Policy and planning considerations
In northern Canada an Indigenous midwife-led maternity service was initiated in 1986, with the explicit goal to end the routine evacuation of pregnant women to distant hospitals. Recent analysis of outcome data showed that women giving birth in remote villages experienced low rates of intervention. Perinatal mortality and congenital anomalies were within the expected range, despite high rates of food insecurity, unemployment, alcohol and drug use, and tobacco smoking23. Like their Canadian counterparts, the Aboriginal women in the Barkly region may benefit from midwifery services provided by their own people in their own communities24.
Current NT DoH protocol requires all women in the Barkly who are in labour or who give birth in health centres to be transferred to a regional maternity service25. Although this protocol does not refer to TCH, transfer of mothers and newborns from TCH to ASH is routine. Such practice is not consistent with the ACM Guidelines, which contain specific indications for referral20. In the absence of identified indications for referral, the routine transfer of women during pregnancy, labour and after giving birth presents an additional source of disadvantage for women who may already be disadvantaged by remoteness, young age and the inequalities experienced by Aboriginal people. Implementation of such a policy to transfer all women and their babies to a specialist service may not always provide best-practice care24. Maternity care must address social, emotional and cultural health needs, and be as close to home as possible24.
Limitations and strengths
This study described births from a regional cohort of women who received birthing care at the regional hospital over one year. No information was sought about women who gave birth outside central Australia. The study presents a pragmatic approach to considering birthing services in the region. If low-risk birthing services were available at TCH, some women who previously chose to give birth outside the Barkly region, other than at Alice Springs, may choose to remain in Tennant Creek for birthing. Generalisations cannot be drawn from the data, either for other cohorts of Barkly women or for women from elsewhere. Rather, the data provide a framework to consider service development in the region, and discuss options with women and care providers.

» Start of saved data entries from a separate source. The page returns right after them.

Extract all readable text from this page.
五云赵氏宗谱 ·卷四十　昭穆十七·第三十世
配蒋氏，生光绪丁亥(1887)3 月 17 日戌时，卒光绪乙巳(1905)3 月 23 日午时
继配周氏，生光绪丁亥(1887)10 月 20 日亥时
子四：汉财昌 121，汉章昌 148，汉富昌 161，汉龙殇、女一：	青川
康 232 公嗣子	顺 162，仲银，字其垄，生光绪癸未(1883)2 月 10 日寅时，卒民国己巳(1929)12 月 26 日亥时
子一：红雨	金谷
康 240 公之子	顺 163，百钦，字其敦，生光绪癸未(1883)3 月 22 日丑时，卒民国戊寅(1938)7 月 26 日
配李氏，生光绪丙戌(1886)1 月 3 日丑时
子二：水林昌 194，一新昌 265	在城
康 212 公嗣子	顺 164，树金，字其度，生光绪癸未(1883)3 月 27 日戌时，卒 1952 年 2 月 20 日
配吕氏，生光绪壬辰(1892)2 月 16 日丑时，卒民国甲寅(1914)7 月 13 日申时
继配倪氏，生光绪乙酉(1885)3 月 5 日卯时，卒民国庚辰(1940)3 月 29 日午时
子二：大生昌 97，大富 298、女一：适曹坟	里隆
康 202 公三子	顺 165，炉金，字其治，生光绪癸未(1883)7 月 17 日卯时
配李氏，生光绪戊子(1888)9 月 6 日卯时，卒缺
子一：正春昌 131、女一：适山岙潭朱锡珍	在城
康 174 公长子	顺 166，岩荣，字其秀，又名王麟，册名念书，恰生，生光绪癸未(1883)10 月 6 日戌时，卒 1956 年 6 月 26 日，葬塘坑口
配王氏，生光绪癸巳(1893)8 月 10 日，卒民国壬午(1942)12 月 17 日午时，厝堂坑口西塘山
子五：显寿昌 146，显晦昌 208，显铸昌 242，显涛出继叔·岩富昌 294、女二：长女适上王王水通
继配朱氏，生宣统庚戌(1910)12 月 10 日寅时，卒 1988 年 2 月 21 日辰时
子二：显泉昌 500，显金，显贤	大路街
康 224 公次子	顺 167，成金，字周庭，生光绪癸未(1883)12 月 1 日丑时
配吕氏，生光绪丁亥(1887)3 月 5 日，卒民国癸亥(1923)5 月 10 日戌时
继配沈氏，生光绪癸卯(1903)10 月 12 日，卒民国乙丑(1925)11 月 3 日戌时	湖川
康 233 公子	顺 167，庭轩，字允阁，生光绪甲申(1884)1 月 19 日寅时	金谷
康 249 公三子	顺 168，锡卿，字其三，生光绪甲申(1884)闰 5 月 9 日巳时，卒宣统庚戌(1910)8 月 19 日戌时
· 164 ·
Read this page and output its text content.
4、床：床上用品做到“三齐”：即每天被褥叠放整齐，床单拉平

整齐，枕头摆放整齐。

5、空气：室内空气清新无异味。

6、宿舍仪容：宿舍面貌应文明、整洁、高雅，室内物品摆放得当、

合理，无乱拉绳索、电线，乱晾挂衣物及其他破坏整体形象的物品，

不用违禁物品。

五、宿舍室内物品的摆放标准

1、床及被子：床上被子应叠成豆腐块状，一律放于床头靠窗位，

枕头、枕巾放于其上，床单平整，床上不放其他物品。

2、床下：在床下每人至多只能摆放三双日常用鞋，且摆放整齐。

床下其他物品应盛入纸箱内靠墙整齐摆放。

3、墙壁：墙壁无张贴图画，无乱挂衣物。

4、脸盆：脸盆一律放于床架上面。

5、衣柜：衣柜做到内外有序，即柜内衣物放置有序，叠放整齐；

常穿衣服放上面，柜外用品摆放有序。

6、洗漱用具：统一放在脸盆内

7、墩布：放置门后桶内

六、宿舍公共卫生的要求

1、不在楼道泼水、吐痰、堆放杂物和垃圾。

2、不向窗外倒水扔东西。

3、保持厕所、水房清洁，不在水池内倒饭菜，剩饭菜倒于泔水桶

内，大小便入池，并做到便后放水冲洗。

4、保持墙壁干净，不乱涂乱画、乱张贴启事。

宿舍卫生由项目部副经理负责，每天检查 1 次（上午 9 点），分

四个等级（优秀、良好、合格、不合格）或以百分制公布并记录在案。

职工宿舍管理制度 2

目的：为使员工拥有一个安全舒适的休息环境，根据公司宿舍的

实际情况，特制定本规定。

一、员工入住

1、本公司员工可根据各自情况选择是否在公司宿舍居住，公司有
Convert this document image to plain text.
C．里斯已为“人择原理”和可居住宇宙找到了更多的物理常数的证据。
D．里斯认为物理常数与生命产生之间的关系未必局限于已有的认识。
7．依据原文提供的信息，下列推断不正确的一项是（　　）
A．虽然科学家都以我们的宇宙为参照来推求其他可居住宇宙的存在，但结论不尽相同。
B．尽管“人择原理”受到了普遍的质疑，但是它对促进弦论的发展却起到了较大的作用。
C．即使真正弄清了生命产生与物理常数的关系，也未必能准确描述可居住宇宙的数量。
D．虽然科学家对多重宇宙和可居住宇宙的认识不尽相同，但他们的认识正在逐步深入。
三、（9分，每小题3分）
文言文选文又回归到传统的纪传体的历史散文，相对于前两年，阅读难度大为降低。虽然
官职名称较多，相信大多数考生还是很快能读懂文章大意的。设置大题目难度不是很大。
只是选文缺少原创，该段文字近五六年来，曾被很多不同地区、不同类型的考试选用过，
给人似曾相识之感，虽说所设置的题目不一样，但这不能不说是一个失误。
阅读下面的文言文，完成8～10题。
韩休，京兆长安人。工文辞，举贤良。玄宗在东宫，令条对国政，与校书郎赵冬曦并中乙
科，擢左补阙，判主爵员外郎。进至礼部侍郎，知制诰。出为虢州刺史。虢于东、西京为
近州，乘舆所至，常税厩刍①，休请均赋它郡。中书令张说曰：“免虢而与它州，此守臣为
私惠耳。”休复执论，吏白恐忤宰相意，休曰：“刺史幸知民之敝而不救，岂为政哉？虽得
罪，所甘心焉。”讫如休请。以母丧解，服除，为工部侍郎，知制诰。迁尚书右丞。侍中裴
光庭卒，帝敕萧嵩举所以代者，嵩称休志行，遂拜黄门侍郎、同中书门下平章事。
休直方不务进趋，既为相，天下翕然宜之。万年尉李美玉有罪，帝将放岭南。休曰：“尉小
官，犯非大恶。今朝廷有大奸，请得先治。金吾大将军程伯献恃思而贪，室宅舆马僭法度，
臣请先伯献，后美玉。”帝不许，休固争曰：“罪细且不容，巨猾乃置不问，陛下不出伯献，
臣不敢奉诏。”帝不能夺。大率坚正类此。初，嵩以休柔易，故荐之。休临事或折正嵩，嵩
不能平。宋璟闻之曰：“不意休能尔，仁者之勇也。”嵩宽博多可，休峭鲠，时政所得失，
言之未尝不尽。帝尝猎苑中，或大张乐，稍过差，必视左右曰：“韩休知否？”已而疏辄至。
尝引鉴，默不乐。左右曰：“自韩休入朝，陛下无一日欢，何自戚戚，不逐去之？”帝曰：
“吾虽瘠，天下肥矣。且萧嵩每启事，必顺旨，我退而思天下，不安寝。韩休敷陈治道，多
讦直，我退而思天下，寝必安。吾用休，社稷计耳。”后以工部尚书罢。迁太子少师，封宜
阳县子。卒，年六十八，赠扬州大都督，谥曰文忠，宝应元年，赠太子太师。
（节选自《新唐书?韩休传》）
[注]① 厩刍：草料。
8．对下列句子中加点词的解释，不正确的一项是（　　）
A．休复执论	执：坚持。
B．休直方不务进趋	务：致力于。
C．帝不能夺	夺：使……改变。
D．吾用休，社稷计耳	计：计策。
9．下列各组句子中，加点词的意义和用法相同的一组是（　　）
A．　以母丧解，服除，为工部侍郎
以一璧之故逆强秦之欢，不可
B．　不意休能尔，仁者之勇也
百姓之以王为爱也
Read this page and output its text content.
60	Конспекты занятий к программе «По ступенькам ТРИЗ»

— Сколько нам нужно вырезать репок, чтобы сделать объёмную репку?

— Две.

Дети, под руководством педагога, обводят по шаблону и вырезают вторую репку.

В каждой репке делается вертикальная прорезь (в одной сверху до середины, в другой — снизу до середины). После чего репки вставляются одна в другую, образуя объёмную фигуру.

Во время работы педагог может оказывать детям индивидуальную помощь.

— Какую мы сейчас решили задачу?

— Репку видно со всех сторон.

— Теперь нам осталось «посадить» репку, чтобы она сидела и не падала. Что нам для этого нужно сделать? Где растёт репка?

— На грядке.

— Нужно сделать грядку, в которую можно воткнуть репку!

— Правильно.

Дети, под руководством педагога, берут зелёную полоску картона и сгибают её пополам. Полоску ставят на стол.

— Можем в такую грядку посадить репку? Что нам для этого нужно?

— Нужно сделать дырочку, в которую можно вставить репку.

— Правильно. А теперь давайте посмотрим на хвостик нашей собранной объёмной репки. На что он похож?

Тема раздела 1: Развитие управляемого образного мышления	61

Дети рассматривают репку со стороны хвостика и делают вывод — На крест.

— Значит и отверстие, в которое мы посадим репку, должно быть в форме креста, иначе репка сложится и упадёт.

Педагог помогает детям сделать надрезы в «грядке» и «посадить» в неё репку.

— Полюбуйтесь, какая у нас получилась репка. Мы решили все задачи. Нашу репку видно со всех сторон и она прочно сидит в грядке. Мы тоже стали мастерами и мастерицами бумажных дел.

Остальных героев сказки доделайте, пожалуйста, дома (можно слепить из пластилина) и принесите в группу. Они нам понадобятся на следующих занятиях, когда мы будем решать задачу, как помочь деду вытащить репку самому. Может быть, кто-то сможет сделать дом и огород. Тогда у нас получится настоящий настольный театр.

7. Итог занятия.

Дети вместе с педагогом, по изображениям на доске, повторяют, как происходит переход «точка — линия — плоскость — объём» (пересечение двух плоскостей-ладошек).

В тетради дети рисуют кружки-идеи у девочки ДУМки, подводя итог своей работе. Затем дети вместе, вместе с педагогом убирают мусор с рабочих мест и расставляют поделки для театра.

While maternity services throughout Australia have closed in recent years17, the Barkly region is distinctive in its extreme isolation and high proportion of Aboriginal women. This presents a challenge to the attempt to reconcile a range of medical, cultural, psychological and social issues. International examples of birthing services in remote areas, such as in Canada, need to be considered in planning future services in the Barkly region.
Analysis of the births to Barkly women in 2010 has highlighted the routine transfer of all women in labour and after giving birth, even in the absence of indications for specialist referral. The ACM Guidelines should be considered when local protocols are developed. Collaboration in the care of women who give birth outside ASH may enable specialists to be involved even when mother and baby are not in ASH. This may enhance the quality of maternity care for Barkly women.
The authors acknowledge the work of midwives Rita Apelt and Suzanne Peel who collected the data from the ASH records, and the Acute Care Information Services for data on births in TCH 2008 and 2009.